For the Wildensteins, the once impenetrable curtain that had protected the family from prying eyes for generations was unexpectedly pierced on the night of September 3, 1997, when Jocelyne returned to the couple's opulent Manhattan home after a visit to the family's 66,000-acre ranch in Kenya. Walking into the six-story townhouse on East 64th Street, next door to the Wildenstein gallery, a few minutes after midnight, she found her husband in bed with a nineteen-year-old, long-legged blonde.
Alec hastily wrapped himself in a towel, grabbed a 9mm handgun and pointed it at his wife and her two bodyguards. "I wasn't expecting anyone," he screamed with a touch of understatement. "You're trespassing. You don't belong here." The bodyguards summoned the police, who arrested Alec and charged him with three counts of second-degree menacing.

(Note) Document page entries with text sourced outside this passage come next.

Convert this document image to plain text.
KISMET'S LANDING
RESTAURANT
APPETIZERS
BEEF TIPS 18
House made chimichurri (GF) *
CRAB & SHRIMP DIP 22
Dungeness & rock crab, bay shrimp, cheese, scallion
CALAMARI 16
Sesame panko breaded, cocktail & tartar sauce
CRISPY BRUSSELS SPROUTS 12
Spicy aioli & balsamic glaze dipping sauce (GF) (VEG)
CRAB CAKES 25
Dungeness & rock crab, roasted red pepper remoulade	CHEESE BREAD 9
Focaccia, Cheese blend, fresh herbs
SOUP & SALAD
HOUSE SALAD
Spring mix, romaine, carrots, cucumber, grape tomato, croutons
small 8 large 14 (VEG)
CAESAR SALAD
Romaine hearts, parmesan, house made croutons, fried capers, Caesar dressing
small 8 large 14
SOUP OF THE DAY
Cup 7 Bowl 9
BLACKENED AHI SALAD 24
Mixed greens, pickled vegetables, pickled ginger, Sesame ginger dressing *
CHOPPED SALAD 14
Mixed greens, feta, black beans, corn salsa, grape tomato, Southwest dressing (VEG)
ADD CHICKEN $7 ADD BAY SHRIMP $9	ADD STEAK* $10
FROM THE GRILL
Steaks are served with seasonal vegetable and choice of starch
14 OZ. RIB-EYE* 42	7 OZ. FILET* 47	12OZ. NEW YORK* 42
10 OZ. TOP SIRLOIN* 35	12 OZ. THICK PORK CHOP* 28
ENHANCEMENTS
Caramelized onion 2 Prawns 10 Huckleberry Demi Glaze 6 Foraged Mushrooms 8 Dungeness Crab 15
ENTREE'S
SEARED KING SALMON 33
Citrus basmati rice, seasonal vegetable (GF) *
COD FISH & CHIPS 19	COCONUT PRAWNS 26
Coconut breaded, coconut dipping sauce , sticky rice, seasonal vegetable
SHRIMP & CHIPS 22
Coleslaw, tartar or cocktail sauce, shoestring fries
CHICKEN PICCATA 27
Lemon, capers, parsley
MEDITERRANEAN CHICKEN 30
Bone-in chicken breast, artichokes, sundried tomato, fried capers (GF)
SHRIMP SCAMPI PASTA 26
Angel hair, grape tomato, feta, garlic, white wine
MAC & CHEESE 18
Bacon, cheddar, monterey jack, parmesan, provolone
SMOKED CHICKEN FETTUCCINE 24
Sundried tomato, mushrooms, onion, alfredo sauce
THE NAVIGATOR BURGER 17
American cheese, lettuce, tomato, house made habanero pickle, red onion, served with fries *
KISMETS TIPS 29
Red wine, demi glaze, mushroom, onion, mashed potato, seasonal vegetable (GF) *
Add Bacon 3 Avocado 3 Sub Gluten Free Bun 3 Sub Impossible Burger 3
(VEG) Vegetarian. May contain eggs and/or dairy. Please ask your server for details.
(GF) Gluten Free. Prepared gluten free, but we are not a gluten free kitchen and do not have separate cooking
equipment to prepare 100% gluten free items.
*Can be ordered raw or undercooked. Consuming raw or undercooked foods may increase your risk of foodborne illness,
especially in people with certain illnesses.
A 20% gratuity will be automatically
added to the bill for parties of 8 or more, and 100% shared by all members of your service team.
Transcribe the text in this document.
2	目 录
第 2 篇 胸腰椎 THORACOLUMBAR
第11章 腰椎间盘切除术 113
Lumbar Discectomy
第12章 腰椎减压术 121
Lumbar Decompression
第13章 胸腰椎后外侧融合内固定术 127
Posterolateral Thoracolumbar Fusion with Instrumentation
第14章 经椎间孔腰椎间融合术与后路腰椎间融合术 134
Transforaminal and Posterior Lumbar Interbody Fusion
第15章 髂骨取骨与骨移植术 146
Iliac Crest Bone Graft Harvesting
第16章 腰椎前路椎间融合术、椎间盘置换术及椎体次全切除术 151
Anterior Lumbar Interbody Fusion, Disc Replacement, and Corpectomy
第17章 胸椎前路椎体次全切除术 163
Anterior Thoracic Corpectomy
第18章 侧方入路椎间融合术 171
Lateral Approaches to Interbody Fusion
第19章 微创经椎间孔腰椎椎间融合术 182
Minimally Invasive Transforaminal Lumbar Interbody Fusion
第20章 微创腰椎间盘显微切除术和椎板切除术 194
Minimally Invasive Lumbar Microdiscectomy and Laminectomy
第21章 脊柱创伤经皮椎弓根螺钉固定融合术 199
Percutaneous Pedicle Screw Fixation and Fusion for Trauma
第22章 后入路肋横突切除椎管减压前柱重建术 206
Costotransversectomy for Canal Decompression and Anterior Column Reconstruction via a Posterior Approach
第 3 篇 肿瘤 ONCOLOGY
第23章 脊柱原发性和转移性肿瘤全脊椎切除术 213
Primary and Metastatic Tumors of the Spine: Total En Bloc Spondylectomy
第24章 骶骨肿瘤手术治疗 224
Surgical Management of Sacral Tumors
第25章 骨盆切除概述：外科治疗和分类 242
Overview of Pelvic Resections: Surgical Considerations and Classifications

So it was that the French-born, aristocratic Alec Nathan Wildenstein, having traded his towel for an Armani suit and a monogrammed shirt, spent the night in the Tombs prison with some of New York's low life. If nothing else, the incarceration gave him time to plot his revenge. When he got out the next day, he moved quickly. He canceled his wife's credit cards. He cut off her telephone lines, locked all the rooms in the townhouse except for her bedroom and sitting room, shut off her access to bank accounts, directed the chauffeur to stop driving her around, fired her accountant, and, in one final act of retribution, ordered the household chefs to stop cooking for her, which proved a major inconvenience because she had never learned how to operate the stove.